## How can we show that the total variation distance of $X_s$ and $Y_s$ is bounded by the distance of $(X_t)_{t\ge s}$ and $(Y_t)_{t\ge s}$?

Let $$(X_t)_{t\ge0}$$ and $$(Y_t)_{t\ge0}$$ be real-valued time-homogeneous Markov processes with a common transition semigroup $$(\kappa_t)_{t\ge0}$$. Let $$\mathcal L(Z)$$ denote the distribution of a random variable $$Z$$ and $$\left|\mu-\nu\right|:=\sup_{B\in\mathcal E}\left|\mu(B)-\nu(B)\right|$$ denote the total variation distance of probability measures $$\mu,\nu$$ defined on a common $$\sigma$$-algebra $$\mathcal E$$.

How can we show that $$\left|\mathcal L(X_s)-\mathcal (Y_s)\right|\le\left|\mathcal L\left(\left(X_{s+t}\right)_{t\ge0}\right)-\mathcal L\left(\left(Y_{s+t}\right)_{t\ge0}\right)\right|\tag1$$ for all $$s\ge0$$?

We know that $$\mathcal L\left(X_{t_0},\ldots,X_{t_n}\right)=\mathcal L\left(X_{t_0}\right)\otimes\bigotimes_{i=1}^n\kappa_{t_i-t_{i-1}}\tag2$$ for all $$n\in\mathbb N_0$$ and $$0\le t_0\le\cdots\le t_n$$, where the right-hand side of $$(2)$$ denote the product of transition kernels.

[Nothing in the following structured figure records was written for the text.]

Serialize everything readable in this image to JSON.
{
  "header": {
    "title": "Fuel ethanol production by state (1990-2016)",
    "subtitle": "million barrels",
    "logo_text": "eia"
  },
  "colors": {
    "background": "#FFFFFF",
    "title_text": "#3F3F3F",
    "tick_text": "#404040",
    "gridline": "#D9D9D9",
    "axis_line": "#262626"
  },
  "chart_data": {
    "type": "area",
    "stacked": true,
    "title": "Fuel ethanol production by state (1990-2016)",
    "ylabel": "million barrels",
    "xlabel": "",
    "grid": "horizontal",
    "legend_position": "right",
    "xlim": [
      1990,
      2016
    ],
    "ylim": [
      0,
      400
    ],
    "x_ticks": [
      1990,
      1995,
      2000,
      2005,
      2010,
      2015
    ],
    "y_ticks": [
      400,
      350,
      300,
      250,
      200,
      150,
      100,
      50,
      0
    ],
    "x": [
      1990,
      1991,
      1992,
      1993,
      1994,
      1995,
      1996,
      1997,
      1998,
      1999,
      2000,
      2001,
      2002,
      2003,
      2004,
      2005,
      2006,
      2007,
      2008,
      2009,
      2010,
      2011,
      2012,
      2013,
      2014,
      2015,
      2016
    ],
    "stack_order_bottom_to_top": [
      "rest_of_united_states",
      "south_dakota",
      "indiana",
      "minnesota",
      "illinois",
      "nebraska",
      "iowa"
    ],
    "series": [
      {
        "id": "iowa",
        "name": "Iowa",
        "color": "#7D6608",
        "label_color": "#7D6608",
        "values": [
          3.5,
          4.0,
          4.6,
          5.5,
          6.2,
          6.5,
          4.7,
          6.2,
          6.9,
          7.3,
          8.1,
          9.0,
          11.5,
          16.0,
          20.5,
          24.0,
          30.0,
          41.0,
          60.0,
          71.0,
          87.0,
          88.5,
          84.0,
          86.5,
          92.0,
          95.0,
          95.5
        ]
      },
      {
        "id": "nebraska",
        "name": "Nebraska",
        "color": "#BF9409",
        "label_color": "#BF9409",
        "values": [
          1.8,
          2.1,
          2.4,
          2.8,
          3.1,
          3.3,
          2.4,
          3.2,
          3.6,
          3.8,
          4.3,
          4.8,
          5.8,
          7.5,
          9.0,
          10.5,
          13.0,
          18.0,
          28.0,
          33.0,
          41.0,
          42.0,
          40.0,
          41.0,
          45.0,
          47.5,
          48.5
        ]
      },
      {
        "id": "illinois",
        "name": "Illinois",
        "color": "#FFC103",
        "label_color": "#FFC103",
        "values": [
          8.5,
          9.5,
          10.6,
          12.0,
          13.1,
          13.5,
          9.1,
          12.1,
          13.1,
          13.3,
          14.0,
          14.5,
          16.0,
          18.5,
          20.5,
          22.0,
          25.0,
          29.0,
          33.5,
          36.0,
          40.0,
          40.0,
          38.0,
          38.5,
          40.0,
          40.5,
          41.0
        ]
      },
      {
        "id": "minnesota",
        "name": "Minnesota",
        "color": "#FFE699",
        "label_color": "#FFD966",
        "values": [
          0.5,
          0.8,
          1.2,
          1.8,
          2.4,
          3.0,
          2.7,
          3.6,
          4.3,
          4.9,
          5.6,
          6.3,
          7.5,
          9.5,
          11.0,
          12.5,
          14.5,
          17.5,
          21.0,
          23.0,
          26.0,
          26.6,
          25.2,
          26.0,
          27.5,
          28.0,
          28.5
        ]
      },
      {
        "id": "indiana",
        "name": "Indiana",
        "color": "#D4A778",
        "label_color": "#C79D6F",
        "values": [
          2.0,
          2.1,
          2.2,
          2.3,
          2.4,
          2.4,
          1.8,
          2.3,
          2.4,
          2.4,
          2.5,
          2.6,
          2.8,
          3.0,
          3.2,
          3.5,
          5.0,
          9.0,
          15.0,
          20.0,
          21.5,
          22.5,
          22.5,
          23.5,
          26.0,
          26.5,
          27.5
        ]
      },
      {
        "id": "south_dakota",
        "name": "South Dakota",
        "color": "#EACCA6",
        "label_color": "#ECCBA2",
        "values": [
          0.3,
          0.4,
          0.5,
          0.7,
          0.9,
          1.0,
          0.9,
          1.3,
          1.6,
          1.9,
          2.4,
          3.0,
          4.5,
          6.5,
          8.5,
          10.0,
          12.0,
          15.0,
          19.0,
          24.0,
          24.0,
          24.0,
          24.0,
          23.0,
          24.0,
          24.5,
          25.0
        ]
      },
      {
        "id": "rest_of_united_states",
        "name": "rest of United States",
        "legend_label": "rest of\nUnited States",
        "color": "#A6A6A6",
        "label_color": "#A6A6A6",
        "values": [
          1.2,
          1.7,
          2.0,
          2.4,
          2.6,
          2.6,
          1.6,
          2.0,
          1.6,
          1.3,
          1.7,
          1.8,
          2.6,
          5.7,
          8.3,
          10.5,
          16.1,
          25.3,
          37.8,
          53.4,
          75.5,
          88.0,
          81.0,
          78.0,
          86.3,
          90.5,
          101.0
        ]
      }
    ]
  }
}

Thus, $$\mathcal L(X_t)=\mathcal L(X_0)\kappa_t\;\;\;\text{for all }t\ge0\tag3,$$ where the right-hand side of $$(3)$$ denotes the composition of transition kernels. Moreover, $$\mathcal L\left(\left(X_{s+t}\right)_{t\ge0}\right)$$ is uniquely determined of the finite-dimensional distributions $$(2)$$. So, it intuitively seems to be reasonable that $$(1)$$ holds. But how can we prove it?